Janki leżą obok Warszawy, ale zasadniczo stoją w korku. Powstały nie wiadomo kiedy w szczerym polu obok Raszyna, a rozwinęły się w większe osiedle po tym jak w Polsce zapanował kapitalizm i ludziom znudziło się mieszkanie w blokach w stolicy. Ilu Janków tam mieszka jest trudne do ustalenia, a który był założycielem tej miejscowości także stanowi do dziś zagadkę z braku materiałów źródłowych. Podejrzewany o fundację wsi jest pewien bogaty badylarz z Falent.
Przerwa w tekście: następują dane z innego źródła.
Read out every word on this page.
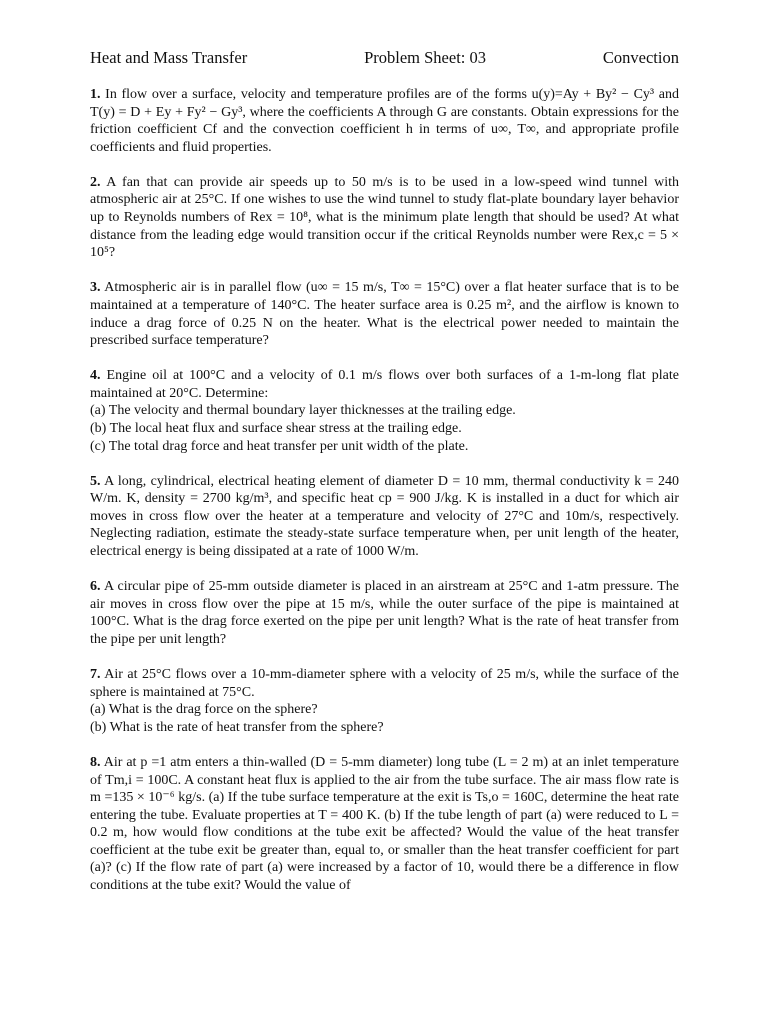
Heat and Mass Transfer	Problem Sheet: 03	Convection

1. In flow over a surface, velocity and temperature profiles are of the forms u(y)=Ay + By² − Cy³ and T(y) = D + Ey + Fy² − Gy³, where the coefficients A through G are constants. Obtain expressions for the friction coefficient Cf and the convection coefficient h in terms of u∞, T∞, and appropriate profile coefficients and fluid properties.

2. A fan that can provide air speeds up to 50 m/s is to be used in a low-speed wind tunnel with atmospheric air at 25°C. If one wishes to use the wind tunnel to study flat-plate boundary layer behavior up to Reynolds numbers of Rex = 10⁸, what is the minimum plate length that should be used? At what distance from the leading edge would transition occur if the critical Reynolds number were Rex,c = 5 × 10⁵?

3. Atmospheric air is in parallel flow (u∞ = 15 m/s, T∞ = 15°C) over a flat heater surface that is to be maintained at a temperature of 140°C. The heater surface area is 0.25 m², and the airflow is known to induce a drag force of 0.25 N on the heater. What is the electrical power needed to maintain the prescribed surface temperature?

4. Engine oil at 100°C and a velocity of 0.1 m/s flows over both surfaces of a 1-m-long flat plate maintained at 20°C. Determine:

(a) The velocity and thermal boundary layer thicknesses at the trailing edge.

(b) The local heat flux and surface shear stress at the trailing edge.

(c) The total drag force and heat transfer per unit width of the plate.

5. A long, cylindrical, electrical heating element of diameter D = 10 mm, thermal conductivity k = 240 W/m. K, density = 2700 kg/m³, and specific heat cp = 900 J/kg. K is installed in a duct for which air moves in cross flow over the heater at a temperature and velocity of 27°C and 10m/s, respectively. Neglecting radiation, estimate the steady-state surface temperature when, per unit length of the heater, electrical energy is being dissipated at a rate of 1000 W/m.

6. A circular pipe of 25-mm outside diameter is placed in an airstream at 25°C and 1-atm pressure. The air moves in cross flow over the pipe at 15 m/s, while the outer surface of the pipe is maintained at 100°C. What is the drag force exerted on the pipe per unit length? What is the rate of heat transfer from the pipe per unit length?

7. Air at 25°C flows over a 10-mm-diameter sphere with a velocity of 25 m/s, while the surface of the sphere is maintained at 75°C.

(a) What is the drag force on the sphere?

(b) What is the rate of heat transfer from the sphere?

8. Air at p =1 atm enters a thin-walled (D = 5-mm diameter) long tube (L = 2 m) at an inlet temperature of Tm,i = 100C. A constant heat flux is applied to the air from the tube surface. The air mass flow rate is m =135 × 10⁻⁶ kg/s. (a) If the tube surface temperature at the exit is Ts,o = 160C, determine the heat rate entering the tube. Evaluate properties at T = 400 K. (b) If the tube length of part (a) were reduced to L = 0.2 m, how would flow conditions at the tube exit be affected? Would the value of the heat transfer coefficient at the tube exit be greater than, equal to, or smaller than the heat transfer coefficient for part (a)? (c) If the flow rate of part (a) were increased by a factor of 10, would there be a difference in flow conditions at the tube exit? Would the value of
Janki są ważnym ośrodkiem rekreacyjno-wypoczynkowym na Mazowszu. We wsi jest wielkie centrum handlowe, pierwotnie postawione przez drwali i cieśli ze Szwecji, ale później rozbudowane z większym rozmachem przez biznesmenów z Niemiec do którego zjeżdżają się w każdą niedzielę na zakupy i wypoczynek całe rodziny z okolicy, przede wszystkim z Warszawy. Przyjezdnych interesuje w Jankach głównie Ikea i Media Markt. Warszawka jest nieszkodliwa dla autochtonów. Nie interesuje się tubylcami i nie zapuszcza się wgłąb wsi. Nikogo nie obchodzi ile osób tam mieszka i jaki jest tam przyrost naturalny, gdyż najważniejsze w Jankach są weekendowe zakupy. Okolice nie są więc rezerwatem przyrody w odróżnieniu od pobliskich stawów na terenie Falent.
W środku wsi jest wielki parking samochodowy bo jak to w prawdziwej wiosce nie ma rynku. Wokół tego placu, zastawionego od rana do wieczora rożnymi pojazdami, a świadczącego usługi dla pobliskich supermarketów toczy się całe życie. Przez miejscowość przebiega prawie autostrada - Gierkówka. Stanowi ona czołowe przedsięwzięcie budowlane w miejscowości z okresu realnego socjalizmu. Ufundowana została z pieniędzy na ZUS i zagranicznych kredytów przez towarzysza sekretarza Edwarda Gierka, który miał dość kocich łbów w Jankach, gdy jechał przez nie po obfitym obiedzie u matki z Zagórza do Warszawy. W Jankach Gierkówka łączy się z inną prawie autostradą - Aleją Krakowską, która niesie od niepamiętnych czasów masy migrantów z Radomia do Warszawy. Sporadycznie także jakiś zbłąkanych Krakusów.
Powszechnym zjawiskiem w Jankach są korki, które wywołuje głównie lud mieszkający na wsi, a dojeżdżający do pracy w mieście. Najlepiej w związku z tym odwiedzać Janki poza godzinami szczytu. Ale i tak nie ma tam za wiele do oglądania poza centrum handlowym.